By Karen Kelly
One of the most familiar images of the War on Terror is that of Guantanamo Bay detainees in orange jumpsuits, their faces covered. As a PhD student in Legal Studies, Safiyah Rochelle delved into how states use such imagery to rationalize their practices of war.
“As a Muslim woman, trying to understand [this imagery] in the post-9/11 world has been very relevant for me,” explains Rochelle, who examined images and video footage of the camp released by the military and government. “These were produced for a reason—to criminalize certain kinds of people and legitimize certain forms of state violence.”
Rochelle began her research on the relationship between legal institutions and Muslim citizens while pursuing her Master of Arts in Legal Studies at Carleton. That led her to a PhD focused on a specific subset—Muslim men detained in Guantanamo Bay and images around that.
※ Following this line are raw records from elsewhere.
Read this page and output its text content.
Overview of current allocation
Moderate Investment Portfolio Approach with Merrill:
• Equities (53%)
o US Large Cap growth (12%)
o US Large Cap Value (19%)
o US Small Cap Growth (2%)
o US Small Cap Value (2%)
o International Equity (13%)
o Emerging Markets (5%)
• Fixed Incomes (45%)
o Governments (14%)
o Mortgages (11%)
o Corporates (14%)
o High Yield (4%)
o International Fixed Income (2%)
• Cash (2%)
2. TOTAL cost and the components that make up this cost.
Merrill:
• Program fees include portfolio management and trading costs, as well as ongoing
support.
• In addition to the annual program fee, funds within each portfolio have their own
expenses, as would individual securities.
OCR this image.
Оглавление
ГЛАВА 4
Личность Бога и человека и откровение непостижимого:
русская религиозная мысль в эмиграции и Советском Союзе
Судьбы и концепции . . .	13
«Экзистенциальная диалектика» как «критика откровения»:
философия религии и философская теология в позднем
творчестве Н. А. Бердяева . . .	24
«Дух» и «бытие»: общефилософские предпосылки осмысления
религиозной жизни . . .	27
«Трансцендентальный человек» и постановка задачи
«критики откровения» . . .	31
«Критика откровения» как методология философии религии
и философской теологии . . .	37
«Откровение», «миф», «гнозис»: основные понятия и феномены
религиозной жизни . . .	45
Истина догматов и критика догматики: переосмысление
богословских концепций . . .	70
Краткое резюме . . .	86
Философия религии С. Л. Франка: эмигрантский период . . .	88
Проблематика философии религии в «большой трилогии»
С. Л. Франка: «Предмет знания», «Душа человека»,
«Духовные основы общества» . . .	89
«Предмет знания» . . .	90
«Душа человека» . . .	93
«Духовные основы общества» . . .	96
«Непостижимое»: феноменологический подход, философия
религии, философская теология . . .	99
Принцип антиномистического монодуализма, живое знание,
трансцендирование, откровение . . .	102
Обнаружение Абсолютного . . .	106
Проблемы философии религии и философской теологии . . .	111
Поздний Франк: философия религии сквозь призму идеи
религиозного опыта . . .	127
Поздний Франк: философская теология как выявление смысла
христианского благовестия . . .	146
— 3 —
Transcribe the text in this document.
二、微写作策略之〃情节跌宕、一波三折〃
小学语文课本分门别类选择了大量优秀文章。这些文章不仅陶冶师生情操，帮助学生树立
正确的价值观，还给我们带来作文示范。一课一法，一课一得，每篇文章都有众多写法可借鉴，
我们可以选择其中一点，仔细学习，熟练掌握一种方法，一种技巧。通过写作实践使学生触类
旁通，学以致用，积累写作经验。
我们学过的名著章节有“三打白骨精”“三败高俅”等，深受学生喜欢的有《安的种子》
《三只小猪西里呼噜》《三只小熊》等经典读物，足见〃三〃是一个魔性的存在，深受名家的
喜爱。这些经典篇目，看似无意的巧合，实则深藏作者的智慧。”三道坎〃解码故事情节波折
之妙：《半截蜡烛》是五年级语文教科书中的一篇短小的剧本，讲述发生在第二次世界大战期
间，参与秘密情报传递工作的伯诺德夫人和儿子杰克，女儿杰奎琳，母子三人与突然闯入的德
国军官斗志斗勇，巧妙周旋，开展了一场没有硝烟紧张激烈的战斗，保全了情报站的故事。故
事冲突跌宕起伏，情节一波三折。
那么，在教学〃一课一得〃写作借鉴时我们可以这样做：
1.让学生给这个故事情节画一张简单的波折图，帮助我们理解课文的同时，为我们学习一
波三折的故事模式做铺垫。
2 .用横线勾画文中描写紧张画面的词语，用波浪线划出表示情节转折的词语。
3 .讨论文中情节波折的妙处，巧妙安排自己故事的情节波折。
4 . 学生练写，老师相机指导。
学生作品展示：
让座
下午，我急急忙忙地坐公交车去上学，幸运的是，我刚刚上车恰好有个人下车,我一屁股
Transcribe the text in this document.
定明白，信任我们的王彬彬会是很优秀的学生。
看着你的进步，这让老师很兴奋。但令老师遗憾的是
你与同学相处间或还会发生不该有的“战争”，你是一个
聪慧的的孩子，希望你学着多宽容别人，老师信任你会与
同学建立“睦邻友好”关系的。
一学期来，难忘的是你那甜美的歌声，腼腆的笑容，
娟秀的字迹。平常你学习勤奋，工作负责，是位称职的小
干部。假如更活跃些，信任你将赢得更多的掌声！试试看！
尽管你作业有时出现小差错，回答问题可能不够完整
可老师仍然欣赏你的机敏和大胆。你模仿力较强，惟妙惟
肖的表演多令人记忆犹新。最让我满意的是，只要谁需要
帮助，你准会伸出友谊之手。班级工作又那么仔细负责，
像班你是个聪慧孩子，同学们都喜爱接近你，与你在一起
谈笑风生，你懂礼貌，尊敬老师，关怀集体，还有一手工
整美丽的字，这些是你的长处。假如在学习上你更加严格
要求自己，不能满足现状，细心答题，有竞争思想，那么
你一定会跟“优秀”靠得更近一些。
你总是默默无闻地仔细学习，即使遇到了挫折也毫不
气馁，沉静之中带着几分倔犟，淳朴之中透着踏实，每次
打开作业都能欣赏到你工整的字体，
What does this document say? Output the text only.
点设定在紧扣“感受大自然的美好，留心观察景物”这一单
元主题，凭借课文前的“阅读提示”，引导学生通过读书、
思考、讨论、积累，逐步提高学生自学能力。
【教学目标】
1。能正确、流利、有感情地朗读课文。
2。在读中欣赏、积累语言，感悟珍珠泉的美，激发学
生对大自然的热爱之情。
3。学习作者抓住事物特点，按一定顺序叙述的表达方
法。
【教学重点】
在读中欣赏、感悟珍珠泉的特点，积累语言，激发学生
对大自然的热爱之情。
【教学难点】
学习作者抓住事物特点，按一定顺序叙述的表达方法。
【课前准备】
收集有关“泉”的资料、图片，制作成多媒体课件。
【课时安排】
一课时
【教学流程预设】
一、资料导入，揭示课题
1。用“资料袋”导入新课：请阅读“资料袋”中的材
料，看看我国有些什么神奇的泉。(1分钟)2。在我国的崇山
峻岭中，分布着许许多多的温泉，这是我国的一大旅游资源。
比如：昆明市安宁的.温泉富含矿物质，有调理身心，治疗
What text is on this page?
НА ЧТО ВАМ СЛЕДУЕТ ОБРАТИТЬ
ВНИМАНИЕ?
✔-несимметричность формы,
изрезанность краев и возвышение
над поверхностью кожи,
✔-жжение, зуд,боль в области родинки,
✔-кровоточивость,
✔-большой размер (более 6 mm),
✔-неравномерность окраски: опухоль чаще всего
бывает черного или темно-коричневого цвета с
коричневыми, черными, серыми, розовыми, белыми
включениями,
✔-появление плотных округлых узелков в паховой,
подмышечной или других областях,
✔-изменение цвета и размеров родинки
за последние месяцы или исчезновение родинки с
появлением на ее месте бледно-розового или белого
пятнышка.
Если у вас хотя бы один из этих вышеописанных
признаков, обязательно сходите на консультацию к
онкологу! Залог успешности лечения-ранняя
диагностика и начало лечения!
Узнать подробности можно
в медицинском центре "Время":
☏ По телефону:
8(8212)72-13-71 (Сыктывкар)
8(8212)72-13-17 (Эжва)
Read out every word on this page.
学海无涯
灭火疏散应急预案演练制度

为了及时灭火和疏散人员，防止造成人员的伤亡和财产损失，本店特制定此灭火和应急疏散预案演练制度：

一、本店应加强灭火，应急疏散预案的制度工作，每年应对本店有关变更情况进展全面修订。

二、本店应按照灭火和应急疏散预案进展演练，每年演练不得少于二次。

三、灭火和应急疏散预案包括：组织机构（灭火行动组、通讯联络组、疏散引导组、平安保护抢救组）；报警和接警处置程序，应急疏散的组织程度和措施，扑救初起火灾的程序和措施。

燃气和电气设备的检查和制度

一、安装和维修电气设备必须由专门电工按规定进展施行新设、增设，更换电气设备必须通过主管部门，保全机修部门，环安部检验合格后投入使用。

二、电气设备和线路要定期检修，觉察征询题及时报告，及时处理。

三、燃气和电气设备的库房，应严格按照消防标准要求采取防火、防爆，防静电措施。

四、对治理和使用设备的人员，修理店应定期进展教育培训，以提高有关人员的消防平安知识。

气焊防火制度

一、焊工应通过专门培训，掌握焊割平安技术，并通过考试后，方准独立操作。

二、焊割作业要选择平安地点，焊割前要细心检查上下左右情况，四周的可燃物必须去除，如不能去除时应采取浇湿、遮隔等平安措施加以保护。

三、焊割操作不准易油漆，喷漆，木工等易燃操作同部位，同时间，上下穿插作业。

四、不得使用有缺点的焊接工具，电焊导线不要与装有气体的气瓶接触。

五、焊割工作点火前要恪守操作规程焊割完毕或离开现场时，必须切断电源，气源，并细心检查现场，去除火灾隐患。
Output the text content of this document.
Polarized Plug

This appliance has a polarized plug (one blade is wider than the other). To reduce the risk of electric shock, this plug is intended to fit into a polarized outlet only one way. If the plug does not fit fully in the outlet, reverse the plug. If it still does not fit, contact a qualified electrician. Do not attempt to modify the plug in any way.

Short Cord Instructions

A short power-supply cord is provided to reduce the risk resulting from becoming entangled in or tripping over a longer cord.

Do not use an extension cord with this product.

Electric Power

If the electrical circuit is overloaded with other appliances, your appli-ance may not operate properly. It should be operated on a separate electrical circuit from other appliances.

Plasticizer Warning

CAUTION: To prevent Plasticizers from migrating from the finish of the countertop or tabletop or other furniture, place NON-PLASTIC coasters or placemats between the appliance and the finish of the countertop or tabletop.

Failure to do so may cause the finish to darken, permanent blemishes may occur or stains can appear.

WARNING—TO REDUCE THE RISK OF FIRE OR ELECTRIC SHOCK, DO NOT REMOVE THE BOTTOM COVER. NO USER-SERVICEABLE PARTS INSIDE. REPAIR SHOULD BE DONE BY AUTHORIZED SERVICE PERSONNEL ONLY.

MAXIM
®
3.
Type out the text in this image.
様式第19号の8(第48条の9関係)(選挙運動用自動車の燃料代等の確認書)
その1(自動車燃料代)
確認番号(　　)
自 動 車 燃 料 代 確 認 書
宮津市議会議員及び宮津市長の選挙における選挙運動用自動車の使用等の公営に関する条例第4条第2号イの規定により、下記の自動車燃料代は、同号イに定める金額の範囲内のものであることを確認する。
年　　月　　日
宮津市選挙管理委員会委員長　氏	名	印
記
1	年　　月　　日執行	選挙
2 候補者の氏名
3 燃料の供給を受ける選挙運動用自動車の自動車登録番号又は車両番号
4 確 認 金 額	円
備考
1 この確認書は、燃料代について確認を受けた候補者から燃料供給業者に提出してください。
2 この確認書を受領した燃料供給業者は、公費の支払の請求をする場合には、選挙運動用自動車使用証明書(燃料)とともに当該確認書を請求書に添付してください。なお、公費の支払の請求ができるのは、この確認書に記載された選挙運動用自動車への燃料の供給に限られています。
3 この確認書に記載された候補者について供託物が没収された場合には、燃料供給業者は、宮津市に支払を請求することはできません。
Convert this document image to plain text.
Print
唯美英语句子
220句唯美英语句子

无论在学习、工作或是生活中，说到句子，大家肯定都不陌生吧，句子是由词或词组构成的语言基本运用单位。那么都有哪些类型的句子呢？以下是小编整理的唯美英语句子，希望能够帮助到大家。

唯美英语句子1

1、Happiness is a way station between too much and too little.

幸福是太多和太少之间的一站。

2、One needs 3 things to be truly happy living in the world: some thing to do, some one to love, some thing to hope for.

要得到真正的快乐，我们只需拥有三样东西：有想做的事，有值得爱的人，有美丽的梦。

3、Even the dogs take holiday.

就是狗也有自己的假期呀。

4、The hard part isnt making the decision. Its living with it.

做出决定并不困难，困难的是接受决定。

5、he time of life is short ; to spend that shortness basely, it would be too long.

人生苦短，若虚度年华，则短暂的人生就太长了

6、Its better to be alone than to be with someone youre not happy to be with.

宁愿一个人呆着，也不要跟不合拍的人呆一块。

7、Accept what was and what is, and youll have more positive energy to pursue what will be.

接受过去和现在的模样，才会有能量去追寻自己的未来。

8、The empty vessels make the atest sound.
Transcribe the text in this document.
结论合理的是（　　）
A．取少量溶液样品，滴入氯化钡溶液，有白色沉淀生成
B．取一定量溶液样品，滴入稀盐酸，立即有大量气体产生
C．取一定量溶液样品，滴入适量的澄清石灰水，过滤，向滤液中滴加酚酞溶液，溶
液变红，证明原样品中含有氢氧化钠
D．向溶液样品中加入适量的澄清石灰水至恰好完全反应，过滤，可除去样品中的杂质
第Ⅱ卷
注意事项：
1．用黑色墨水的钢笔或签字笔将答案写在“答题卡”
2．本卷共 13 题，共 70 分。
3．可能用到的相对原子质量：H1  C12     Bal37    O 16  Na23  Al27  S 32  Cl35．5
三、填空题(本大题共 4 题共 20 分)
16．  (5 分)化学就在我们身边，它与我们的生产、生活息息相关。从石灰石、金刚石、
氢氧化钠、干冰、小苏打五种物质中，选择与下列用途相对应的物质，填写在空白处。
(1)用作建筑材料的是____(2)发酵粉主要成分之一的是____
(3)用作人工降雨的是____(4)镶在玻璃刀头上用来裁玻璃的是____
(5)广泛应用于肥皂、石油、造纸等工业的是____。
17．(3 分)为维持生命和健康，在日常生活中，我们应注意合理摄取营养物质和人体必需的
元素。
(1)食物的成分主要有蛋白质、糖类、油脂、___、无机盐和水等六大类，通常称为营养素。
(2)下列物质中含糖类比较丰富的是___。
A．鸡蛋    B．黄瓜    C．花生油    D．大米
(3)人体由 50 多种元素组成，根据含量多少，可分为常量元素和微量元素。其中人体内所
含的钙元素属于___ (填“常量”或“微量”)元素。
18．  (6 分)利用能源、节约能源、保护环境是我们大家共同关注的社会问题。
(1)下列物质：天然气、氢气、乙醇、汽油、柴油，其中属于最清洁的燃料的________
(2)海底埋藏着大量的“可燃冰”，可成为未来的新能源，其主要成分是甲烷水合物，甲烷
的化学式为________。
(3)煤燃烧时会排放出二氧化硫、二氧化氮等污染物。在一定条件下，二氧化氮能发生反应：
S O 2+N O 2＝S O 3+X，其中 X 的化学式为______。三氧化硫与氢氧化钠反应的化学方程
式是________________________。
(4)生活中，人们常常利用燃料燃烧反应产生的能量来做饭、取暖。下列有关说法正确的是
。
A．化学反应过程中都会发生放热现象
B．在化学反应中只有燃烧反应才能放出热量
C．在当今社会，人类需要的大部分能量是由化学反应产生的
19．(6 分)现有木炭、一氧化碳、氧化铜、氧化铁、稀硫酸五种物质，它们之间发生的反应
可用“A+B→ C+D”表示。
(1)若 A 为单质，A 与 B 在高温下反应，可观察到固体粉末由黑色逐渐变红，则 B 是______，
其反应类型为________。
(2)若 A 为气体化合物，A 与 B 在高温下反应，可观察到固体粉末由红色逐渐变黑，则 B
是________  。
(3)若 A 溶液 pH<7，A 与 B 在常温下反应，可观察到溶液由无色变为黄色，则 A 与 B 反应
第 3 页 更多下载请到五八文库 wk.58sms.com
“I was surprised at how far-reaching such research can be and how many different facets there are to what, on the face of it, is a simple argument,” she says. “It got to the point where Guantanamo Bay became emblematic of so much more than an extra-legal aberration—it came to symbolize and encapsulate a whole way of thinking, of being, for neoliberal states and legal institutions and how they sustain violence against certain kinds of subjects.”
While Rochelle’s research question broadened over the past few years, she identified many new questions that remain to be answered. She is hoping to publish her dissertation as a book, as well as continue researching and writing on the topic.
Safiyah Rochelle was awarded a Senate Medal for Outstanding Academic Achievement.